Results: The mean exposure time in miners was 15 years. The total number of cycles of exposure ranged from 13 to 119. The mean annual time-weighted exposure was 0.29 mg m(-3) and the mean integrated exposure intensity (IEI) was 1413 mg m(-3)-h. Throughout the period of exposure the average urine mercury concentration in miners was 68.24 microg l(-1) and the average sum of peak urine mercury concentrations was 3901 microg l(-1). Albumin, IgG and alpha(1)-microglobulin in urine were significantly elevated in the exposed miners compared with the unexposed controls (t = 2.17, P = 0.03; t = 2.81, P < 0.01; and t = 2.07, P = 0.04). No significant differences were found in the urine NAG activity when the exposed miners and the unexposed workers were compared. Among the indicators of renal function only alpha(1)-microglobulin in the urine correlated significantly with the IEI (r = 0.73; P <or= 0.01) and with the sum of peak mercury urine concentrations (r = 0.67; P <or= 0.01) in the group of miners who still worked, while no significant correlations were found between these parameters in the group of the retired miners.
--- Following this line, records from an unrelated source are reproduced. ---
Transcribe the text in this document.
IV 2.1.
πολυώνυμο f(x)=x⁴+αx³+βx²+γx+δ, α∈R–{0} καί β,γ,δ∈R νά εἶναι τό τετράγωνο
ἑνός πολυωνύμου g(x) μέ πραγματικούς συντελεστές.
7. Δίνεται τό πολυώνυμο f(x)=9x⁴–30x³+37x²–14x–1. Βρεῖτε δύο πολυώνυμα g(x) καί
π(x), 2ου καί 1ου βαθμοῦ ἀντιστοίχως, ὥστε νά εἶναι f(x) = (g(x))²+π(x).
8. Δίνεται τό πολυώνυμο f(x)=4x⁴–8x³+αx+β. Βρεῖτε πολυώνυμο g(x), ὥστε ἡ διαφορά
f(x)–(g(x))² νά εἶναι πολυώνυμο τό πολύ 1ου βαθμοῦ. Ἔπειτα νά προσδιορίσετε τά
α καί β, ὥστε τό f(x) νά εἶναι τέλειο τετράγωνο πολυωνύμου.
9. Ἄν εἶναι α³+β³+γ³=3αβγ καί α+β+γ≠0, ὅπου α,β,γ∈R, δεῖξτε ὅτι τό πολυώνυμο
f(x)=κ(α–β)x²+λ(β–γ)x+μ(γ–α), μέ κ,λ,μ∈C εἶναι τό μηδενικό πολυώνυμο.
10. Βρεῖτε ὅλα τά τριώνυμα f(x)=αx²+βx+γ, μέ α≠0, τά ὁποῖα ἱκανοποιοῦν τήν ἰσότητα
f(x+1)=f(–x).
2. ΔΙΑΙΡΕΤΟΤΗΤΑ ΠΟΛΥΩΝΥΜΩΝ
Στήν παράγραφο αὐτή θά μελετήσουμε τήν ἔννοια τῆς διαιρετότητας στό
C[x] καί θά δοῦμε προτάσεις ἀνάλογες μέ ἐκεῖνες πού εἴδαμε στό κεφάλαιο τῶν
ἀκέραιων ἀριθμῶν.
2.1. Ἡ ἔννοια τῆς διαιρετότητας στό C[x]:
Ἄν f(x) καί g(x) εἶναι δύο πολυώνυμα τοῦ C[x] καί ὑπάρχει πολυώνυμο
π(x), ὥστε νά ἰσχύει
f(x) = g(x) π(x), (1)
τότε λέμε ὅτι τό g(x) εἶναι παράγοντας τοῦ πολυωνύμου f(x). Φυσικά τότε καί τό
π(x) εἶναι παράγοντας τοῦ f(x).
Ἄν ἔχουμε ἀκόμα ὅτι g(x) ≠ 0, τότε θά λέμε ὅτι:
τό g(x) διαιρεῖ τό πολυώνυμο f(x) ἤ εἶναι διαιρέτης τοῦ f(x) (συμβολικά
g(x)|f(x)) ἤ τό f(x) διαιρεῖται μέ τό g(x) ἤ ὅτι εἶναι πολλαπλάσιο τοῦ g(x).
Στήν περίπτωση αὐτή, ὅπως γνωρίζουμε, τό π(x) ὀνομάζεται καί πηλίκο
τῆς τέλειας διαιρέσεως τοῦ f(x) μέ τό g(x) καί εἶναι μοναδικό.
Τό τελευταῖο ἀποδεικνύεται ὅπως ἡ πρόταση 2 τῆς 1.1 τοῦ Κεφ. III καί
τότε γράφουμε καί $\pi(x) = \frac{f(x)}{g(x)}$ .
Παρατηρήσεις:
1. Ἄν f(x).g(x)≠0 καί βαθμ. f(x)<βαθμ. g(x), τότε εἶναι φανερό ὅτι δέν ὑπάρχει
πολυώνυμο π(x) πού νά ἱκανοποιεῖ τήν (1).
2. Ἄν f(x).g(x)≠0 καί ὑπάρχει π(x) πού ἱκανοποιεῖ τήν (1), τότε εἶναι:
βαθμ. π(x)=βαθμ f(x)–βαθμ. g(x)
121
Conclusion: The results of the differences in albumin, IgG and alpha(1)-microglobulin concentrations in urine between the exposed miners and unexposed controls suggest that a long-term occupational exposure to Hg(0) could cause renal dysfunction. A high correlation between alpha(1)-microglobulin in urine and the IEI as well as between alpha(1)-microglobulin in urine and the sum of peak urine mercury concentrations in the group of active but no longer exposed miners indicates that a long-term occupational exposure to Hg(0) may cause a non-permanent tubular dysfunction.